Deborah A. Sesok-Pizzini, MD , Eline T. Luning Prak, MD PhD , Brad Johnson MD PhD , Stephen Master MD PhD , Jane Kearns MT CHS and Malek Kamoun MD PhD . Philadelphia PA, USA, University of Pennsylvania Medical Center, 19104-4283, Pathology and Laboratory Medicine .

Introduction: Patients relisted for a kidney transplant often spend more time on the waiting list compared to those waiting for their first transplant. This is in part due to an increased difficulty in obtaining crossmatch compatible organs because of HLA antibodies formed from mismatched antigens in the first donor. We have therefore examined the frequency and characteristics of the HLA antibodies present in these patients who were relisted for a kidney transplant.

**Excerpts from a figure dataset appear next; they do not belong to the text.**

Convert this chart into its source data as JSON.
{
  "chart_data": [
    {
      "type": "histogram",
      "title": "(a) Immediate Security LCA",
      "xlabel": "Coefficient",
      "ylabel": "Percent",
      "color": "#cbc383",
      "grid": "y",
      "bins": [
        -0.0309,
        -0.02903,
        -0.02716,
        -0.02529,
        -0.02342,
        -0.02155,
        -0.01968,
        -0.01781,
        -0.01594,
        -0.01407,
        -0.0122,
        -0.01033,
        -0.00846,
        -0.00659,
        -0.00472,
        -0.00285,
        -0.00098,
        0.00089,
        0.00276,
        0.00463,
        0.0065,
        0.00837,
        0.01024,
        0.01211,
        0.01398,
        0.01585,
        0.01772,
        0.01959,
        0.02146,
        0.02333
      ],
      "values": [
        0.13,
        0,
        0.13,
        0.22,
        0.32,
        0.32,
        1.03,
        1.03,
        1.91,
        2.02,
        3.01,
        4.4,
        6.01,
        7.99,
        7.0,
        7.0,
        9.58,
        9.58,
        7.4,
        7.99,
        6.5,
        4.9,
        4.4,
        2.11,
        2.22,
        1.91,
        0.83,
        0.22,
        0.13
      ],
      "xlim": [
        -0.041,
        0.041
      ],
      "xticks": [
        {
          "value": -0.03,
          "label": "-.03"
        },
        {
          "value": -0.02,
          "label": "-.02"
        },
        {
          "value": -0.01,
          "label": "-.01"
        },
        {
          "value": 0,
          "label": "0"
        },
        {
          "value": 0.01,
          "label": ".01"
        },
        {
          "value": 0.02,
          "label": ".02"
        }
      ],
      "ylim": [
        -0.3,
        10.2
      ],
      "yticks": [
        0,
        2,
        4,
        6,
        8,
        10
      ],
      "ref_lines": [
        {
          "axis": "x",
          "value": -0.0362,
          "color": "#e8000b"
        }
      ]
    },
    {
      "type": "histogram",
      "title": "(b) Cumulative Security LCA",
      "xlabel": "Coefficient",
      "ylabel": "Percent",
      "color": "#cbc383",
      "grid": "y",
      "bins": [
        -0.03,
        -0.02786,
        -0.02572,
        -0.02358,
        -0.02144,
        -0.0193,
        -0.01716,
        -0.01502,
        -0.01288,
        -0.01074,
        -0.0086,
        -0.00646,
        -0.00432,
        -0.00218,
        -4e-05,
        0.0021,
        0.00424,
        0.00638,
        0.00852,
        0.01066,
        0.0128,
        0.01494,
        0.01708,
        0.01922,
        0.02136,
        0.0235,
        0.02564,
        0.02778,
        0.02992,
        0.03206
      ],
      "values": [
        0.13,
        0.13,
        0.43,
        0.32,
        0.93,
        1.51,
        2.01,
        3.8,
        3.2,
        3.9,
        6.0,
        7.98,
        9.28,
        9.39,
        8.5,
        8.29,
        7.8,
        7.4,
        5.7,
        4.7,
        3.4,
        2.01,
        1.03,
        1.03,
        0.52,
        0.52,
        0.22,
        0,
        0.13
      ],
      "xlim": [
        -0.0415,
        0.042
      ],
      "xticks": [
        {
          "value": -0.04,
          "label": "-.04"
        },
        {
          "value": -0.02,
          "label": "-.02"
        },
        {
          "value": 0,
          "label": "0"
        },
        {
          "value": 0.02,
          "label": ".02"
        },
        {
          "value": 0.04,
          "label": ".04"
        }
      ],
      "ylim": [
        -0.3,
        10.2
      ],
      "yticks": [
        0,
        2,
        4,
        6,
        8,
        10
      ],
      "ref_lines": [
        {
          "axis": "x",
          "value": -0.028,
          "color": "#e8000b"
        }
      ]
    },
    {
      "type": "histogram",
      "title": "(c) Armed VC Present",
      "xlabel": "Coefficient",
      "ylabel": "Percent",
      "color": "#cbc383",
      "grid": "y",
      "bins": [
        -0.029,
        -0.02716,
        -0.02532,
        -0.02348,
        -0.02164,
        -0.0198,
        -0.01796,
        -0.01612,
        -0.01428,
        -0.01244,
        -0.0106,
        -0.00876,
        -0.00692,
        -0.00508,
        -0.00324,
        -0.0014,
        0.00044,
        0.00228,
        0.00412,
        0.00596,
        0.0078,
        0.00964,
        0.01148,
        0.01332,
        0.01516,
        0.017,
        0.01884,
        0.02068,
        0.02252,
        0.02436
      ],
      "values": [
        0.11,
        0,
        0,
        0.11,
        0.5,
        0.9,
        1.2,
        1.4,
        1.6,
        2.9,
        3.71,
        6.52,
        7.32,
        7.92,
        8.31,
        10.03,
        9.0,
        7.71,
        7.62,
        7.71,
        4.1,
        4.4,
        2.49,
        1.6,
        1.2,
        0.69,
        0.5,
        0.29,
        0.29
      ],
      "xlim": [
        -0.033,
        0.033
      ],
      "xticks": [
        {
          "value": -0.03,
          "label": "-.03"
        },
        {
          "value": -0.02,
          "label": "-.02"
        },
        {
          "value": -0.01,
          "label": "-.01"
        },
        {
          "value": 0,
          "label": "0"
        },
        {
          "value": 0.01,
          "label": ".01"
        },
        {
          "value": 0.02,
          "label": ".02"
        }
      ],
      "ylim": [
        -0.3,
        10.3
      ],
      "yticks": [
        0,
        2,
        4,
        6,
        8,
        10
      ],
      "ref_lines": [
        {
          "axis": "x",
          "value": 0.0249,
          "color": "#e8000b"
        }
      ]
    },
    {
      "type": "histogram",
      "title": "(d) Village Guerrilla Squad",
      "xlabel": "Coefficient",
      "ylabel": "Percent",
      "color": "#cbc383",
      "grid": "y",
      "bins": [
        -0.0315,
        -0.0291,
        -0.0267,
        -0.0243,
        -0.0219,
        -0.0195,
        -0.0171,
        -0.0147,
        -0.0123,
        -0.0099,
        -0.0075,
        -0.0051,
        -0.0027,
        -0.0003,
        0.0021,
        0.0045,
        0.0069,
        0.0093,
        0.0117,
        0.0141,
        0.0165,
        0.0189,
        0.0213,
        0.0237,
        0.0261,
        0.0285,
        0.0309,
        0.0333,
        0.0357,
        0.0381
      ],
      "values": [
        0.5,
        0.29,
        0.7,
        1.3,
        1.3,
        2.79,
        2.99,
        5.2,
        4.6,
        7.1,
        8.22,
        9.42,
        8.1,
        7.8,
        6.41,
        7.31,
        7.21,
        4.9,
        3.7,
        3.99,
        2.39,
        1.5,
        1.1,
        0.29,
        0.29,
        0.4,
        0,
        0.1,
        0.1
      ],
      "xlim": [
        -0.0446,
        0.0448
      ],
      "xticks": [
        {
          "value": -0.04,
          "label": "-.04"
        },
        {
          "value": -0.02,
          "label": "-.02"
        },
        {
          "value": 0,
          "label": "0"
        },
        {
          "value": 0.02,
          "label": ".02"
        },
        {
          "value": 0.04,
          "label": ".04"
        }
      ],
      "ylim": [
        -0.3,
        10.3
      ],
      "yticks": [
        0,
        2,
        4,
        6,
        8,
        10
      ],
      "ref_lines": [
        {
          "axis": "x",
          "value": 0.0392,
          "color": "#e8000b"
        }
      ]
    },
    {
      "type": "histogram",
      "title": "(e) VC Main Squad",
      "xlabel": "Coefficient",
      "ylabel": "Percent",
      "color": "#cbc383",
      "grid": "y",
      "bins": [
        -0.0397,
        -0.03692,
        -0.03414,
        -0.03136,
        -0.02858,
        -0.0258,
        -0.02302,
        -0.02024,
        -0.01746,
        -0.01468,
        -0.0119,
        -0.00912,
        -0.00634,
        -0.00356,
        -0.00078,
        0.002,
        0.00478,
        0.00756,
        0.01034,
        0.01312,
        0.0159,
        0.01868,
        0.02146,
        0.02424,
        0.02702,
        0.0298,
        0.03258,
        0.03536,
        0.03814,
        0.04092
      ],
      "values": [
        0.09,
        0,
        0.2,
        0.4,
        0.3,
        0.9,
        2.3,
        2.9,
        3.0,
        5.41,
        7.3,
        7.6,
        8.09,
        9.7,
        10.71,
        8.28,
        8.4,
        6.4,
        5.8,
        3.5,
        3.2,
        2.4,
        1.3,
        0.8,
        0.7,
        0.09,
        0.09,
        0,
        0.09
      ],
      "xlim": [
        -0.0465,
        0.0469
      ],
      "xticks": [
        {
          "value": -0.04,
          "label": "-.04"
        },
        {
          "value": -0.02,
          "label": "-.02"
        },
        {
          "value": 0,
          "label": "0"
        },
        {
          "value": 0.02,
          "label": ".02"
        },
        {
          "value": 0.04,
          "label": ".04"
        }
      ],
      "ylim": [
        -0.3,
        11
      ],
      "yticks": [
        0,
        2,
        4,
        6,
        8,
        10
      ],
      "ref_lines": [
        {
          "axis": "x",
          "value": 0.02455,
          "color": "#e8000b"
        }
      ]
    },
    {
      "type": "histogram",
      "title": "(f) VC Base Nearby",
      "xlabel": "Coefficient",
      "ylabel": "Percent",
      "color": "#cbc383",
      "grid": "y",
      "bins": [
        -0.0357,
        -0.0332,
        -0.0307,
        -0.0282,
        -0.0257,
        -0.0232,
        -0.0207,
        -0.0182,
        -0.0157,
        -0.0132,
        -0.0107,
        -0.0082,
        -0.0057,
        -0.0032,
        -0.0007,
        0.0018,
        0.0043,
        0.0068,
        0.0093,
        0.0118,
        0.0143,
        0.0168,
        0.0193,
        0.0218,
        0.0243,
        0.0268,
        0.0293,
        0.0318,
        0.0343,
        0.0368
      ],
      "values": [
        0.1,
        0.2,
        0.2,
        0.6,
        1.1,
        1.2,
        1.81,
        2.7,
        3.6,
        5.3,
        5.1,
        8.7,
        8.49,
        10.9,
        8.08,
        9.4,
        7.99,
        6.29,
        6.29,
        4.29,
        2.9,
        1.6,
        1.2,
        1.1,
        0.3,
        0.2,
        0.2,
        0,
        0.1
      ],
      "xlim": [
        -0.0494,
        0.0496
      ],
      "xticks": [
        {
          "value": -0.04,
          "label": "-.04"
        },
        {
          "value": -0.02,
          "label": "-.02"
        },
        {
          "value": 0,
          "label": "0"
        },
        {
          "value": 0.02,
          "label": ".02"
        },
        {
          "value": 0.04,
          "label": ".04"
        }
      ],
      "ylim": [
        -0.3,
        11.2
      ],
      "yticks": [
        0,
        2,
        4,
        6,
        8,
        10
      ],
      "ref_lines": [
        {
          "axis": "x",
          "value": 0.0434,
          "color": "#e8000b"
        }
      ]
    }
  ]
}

Methods: Sera from 105 patients listed for kidney retransplant were examined for Class I and Class II antibodies using a combination of CDC and flow cytometry technique. Antibody specificities for HLA Class I and Class II antigens from a small subset of 20 of these patients were also studied using a sensitive single antigen bead flow cytometry assay (One Lambda, Inc.)
Results: Our results showed that 68 of the 105 patients (65%) had both Class I and Class II antibodies and 14 (13%) had Class II antibodies. In the subset of 20 patients where HLA antibody specificities were examined, 15 patients (75%) showed HLA Class I antibodies directed toward mismatched donor antigens from the first graft. Furthermore, these antibodies were of broader specificities. The other 25% of patients showed no antibodies directed against mismatched antigens from the first donor.
Conclusion: In this study, the majority of kidney transplant patients have developed both HLA Class I and Class II antibodies. These patients were more likely to have HLA Class I antibodies of broad specificity directed against mismatched antigens from the first graft. Thus, the development of new methods for defining acceptable mismatches in presensitized kidney transplant patients are needed.